To be fair, I look like a crazy person with my soaked jeans and dirty gray hoodie, staring like a middle school boy with his first boner. She looks at me with a blank stare for a moment before offering a small smile and a wave as she pulls her earbuds back out.
Fuck. What do I do? Do I wave back? No, that’s some Leave it to Beaver shit, right? Does she always wear those pant
s when she runs? Does she go running every morning? Fuck, maybe I need to take my morning coffee on the porch…
I look over and see her smile slipping, it doesn’t touch her eyes anymore and she is twisting her fingers in the hem of her jacket.
Why is she looking at me like that? Am I scowling? How do people normally have their face? I’m not that scary, am I? Fuck. Come on ya moron, do something!
She starts to turn away and I shake myself from my little pep talk and raise one hand in an awkward wave and offer a pathetic “hey.” I feel my inner voice gearing up to punch itself in the fuckin’ dick for that stellar showing. She falters and turns back and offers a little wave and chirps a “hi” back at me, but I can tell she doesn’t want to be here anymore. Awesome. And the award for most awkward exchange on the face of the earth goes to this goddamn moment.
Say something! Open your goddamn mouth and say something you asshole! Stop just staring at her!

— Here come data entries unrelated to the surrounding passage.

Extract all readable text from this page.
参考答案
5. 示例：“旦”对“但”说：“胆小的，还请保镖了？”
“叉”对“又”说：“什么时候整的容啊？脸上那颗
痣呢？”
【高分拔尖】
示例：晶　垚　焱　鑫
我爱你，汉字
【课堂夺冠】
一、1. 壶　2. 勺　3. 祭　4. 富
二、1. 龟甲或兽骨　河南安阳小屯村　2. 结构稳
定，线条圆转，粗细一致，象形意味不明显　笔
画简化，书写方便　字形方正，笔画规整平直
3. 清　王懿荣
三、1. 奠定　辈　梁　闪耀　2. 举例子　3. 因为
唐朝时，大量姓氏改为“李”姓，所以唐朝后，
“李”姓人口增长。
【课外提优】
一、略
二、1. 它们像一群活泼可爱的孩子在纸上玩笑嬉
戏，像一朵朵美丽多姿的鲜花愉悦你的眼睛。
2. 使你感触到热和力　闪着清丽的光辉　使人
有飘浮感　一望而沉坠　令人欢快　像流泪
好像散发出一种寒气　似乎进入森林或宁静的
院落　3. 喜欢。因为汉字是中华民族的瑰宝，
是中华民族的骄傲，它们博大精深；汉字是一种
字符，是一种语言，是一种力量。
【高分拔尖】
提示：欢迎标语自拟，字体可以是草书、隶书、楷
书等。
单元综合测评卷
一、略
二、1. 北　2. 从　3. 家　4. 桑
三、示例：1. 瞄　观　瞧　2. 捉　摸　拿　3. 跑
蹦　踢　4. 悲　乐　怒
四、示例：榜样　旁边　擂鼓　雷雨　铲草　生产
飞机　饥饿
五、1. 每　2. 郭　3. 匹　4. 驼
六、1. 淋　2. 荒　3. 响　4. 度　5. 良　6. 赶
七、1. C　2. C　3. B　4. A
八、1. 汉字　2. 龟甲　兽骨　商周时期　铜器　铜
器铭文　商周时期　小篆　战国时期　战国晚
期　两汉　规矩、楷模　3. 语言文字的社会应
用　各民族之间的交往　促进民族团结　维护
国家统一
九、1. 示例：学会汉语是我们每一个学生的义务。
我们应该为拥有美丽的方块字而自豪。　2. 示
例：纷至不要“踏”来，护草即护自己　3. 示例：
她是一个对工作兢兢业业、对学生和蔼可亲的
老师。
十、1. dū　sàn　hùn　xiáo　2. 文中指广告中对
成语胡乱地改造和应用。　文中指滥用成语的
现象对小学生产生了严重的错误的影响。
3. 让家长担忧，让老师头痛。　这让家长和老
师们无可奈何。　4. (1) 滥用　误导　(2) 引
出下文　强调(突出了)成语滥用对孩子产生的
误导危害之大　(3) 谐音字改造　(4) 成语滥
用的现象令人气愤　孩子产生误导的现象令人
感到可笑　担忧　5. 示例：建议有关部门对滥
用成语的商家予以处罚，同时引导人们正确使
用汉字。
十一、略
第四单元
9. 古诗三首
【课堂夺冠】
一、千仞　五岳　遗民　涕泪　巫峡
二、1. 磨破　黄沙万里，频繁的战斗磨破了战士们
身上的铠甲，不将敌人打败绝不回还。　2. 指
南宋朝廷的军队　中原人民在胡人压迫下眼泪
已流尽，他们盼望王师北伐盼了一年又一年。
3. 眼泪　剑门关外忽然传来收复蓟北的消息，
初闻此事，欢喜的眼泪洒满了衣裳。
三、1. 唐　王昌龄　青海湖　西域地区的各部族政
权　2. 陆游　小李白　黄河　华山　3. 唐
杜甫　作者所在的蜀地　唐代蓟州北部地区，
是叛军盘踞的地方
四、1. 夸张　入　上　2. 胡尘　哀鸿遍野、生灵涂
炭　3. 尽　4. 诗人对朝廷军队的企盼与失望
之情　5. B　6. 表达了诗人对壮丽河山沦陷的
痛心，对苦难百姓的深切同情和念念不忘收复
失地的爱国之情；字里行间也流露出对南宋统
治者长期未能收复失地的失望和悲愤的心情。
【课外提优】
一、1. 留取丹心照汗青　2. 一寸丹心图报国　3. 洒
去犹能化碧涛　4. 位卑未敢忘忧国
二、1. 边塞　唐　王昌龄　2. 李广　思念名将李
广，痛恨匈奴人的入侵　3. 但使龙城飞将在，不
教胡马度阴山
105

“Going for a run?” I croak out and immediately wish I hadn’t. Awkward and obvious, well done. I’m pretty sure I would have beat myself up in school. So, yeah. This is going really well for me. She blinks at my question, tilting her head to the side like a puppy; attempting to process the idiotic question I just dropped in front of her like a kid dropping a porno-mag in front of his mom.
“Uh...yep,” she responds, tossing her thumb over her shoulder. Jesus fucking Christ could this get any worse? “I uh. Didn’t know you lived around here,” she says, offering me another weak smile.
“Oh, yeah. Right here,” I lamely motion to house.
Seriously man, of course you live here, you’re shoveling the fucking walkway.
“Awesome. Well, I uh… guess I will see you around then,” she says with a forced smile as she moves to put her earbuds back in place and start off down the sidewalk.